Householder relates, "Earlier this year, David Bohmer, Ph.D, who for many years taught a course at DePauw University on baseball history, contacted me. As a retirement project, he is writing a book about Ford Frick. He wanted to confirm the date of the Chicago Cubs’ visit to Kendallville in 1907 and asked for my help. After extensive research of newspaper files and microfilm, neither Bohmer, nor I, nor researchers with the state library in Indianapolis, could confirm the visit to Kendallville by the Cubs. But what S. Chandler Lighty of the Indiana State Library discovered was a visit to Kendallville by the Chicago White Sox on Thursday, June 27, 1912. He located a one-paragraph article in a Fort Wayne newspaper that bohmer davidtold about the White Sox confirming an upcoming baseball exhibition game in Kendallville."

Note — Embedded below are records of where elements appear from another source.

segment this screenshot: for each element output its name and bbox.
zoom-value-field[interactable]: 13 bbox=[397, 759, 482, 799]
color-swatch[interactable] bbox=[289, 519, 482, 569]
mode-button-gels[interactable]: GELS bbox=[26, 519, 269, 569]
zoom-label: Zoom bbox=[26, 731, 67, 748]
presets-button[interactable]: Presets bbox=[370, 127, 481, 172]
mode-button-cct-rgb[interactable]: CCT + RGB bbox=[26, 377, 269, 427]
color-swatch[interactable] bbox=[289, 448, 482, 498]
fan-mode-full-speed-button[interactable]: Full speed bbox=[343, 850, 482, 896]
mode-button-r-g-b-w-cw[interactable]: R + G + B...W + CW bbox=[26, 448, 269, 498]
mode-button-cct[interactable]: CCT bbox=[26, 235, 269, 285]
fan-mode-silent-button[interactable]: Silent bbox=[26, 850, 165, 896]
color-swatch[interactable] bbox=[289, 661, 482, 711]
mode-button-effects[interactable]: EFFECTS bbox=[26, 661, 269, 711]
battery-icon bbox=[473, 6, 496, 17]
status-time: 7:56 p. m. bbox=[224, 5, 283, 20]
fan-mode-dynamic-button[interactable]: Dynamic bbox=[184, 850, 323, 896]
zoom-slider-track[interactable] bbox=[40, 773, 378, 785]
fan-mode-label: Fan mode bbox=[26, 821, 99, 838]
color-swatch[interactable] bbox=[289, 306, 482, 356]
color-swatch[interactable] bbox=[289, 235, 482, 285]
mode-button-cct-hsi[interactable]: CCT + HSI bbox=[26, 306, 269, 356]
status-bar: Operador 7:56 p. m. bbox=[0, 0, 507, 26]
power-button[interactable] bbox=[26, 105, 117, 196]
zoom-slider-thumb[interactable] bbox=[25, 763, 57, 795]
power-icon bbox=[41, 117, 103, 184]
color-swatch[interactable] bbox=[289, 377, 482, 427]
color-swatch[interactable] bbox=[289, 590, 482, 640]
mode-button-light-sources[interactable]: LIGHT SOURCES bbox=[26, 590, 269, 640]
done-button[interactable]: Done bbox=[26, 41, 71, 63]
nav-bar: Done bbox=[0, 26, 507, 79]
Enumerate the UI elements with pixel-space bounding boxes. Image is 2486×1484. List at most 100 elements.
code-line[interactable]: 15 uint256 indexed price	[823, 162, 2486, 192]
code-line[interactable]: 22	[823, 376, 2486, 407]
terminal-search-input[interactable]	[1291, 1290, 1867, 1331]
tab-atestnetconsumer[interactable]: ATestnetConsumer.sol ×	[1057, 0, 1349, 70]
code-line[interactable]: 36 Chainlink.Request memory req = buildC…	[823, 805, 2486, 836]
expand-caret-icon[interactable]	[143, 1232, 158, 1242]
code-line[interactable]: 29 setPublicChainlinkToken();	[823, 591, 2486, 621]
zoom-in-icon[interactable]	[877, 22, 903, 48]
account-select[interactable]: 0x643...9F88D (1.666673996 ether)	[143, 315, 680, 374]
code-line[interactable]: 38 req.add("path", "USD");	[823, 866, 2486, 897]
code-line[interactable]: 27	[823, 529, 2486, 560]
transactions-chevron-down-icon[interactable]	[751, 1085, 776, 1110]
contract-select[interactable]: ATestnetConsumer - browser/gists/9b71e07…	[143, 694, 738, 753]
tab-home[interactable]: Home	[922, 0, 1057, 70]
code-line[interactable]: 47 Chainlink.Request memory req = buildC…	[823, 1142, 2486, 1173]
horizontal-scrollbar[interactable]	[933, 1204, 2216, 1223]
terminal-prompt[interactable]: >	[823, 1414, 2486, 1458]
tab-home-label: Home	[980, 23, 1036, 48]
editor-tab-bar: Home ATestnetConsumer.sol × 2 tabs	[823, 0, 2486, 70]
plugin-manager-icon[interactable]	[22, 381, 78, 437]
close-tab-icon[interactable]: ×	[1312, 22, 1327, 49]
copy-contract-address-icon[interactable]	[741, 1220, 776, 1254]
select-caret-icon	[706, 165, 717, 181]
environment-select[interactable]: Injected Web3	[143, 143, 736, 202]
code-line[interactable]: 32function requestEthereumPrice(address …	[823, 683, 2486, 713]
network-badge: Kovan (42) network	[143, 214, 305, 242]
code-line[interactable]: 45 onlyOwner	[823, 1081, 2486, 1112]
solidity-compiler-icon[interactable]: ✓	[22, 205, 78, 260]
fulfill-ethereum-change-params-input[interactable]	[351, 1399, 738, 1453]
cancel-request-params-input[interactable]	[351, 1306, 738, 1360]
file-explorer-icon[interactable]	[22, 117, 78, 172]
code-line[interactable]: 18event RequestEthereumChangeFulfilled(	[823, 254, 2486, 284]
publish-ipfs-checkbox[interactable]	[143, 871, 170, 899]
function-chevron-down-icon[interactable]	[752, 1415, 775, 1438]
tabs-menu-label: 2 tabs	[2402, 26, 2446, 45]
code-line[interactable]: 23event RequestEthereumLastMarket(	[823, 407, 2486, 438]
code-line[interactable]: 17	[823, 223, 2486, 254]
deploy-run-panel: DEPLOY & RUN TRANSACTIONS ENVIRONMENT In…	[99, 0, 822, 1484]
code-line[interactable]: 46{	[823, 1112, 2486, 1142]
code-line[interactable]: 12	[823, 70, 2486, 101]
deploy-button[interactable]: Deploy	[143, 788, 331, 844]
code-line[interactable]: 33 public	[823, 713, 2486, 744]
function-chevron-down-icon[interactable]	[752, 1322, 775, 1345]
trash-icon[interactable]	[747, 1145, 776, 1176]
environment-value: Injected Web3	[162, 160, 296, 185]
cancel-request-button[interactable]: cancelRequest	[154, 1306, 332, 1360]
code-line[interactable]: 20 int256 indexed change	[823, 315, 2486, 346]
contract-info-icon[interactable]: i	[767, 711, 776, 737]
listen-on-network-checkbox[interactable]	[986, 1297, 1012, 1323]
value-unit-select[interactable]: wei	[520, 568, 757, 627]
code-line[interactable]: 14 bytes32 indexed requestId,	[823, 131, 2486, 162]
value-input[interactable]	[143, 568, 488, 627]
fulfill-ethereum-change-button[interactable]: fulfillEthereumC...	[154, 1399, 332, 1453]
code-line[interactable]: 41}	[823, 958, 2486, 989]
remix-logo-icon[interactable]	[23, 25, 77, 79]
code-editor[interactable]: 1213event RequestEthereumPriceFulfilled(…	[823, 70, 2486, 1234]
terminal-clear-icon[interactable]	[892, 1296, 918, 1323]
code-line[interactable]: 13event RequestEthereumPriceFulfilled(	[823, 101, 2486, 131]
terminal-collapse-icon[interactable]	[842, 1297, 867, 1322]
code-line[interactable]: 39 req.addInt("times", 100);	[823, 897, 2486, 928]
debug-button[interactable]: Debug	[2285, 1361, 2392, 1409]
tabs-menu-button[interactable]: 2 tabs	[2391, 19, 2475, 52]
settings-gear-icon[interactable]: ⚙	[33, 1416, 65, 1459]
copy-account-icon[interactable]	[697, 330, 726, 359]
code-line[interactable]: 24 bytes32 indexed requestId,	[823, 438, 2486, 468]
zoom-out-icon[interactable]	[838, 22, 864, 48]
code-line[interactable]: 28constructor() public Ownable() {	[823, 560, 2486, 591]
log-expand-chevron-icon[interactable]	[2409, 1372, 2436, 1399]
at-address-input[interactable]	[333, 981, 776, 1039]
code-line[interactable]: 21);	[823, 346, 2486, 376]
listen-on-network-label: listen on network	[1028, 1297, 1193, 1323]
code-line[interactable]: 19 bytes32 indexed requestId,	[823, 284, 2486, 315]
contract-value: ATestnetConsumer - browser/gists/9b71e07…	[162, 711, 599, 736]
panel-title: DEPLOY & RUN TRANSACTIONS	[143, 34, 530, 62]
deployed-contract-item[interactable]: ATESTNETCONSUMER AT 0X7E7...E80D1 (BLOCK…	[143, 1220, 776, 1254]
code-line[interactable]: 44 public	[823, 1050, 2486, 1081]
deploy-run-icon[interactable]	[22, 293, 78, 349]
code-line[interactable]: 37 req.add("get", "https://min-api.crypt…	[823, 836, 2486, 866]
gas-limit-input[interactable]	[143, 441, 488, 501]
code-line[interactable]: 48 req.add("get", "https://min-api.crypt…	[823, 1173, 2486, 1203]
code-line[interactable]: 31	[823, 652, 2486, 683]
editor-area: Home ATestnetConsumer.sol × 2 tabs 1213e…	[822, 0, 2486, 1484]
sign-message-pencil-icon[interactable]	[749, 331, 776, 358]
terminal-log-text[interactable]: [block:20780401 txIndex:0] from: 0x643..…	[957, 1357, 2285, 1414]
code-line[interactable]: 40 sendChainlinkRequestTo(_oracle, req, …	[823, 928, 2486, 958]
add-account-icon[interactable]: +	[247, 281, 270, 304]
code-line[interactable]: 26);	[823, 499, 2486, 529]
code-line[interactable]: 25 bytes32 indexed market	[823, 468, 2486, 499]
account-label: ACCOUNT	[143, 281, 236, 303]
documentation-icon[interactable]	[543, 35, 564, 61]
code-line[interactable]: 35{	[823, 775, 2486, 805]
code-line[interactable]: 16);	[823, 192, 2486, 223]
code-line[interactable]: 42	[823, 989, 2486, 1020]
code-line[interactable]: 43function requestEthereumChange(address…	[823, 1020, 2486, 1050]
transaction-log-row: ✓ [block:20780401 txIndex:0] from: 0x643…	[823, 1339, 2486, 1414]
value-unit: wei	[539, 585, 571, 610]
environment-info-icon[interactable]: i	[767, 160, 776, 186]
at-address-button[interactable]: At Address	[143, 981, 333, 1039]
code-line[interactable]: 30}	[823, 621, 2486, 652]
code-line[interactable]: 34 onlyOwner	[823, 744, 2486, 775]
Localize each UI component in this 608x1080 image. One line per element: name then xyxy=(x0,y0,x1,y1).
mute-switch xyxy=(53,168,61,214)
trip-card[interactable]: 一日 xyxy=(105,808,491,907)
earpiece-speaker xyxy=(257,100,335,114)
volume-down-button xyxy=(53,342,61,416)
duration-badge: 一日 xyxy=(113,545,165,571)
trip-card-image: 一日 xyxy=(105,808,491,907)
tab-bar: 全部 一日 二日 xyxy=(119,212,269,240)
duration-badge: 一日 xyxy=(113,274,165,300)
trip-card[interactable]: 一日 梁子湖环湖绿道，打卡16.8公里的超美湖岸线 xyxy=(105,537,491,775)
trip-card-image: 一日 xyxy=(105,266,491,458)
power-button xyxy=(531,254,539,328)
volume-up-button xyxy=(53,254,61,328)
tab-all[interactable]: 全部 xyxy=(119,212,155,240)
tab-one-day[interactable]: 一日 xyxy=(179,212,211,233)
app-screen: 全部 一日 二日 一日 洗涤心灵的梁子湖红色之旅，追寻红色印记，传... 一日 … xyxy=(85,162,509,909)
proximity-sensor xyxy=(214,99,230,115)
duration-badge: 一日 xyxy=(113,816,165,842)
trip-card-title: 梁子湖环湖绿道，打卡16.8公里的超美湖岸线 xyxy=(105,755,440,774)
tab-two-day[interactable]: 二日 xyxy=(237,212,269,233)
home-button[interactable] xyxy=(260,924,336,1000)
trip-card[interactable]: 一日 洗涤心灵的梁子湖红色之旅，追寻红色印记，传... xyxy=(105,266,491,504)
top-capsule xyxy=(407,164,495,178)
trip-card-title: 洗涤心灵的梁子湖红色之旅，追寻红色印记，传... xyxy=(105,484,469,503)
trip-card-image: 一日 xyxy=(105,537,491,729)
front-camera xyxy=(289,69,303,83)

He adds, "From all indications, Frick’s memory of the Major League baseball team’s game in Kendallville was a little off base. Maybe we’ve set the record straight."

Access the complete story at the newspaper's website.

A 1969 graduate of DePauw, Dave Bohmer (pictured at left) served as director of DePauw's Eugene S. Pulliam Center for Contemporary Media and Media Fellows Program from 1994 until his retirement in 2014.

Ford C. Frick, a 1915 DePauw graduate, served as commissioner of Major League Baseball from 1951-1965. Frick conceived the idea of the Baseball Hall of Fame and was himself inducted in 1970. He was inducted into DePauw University's Athletic Hall of Fame in 1989.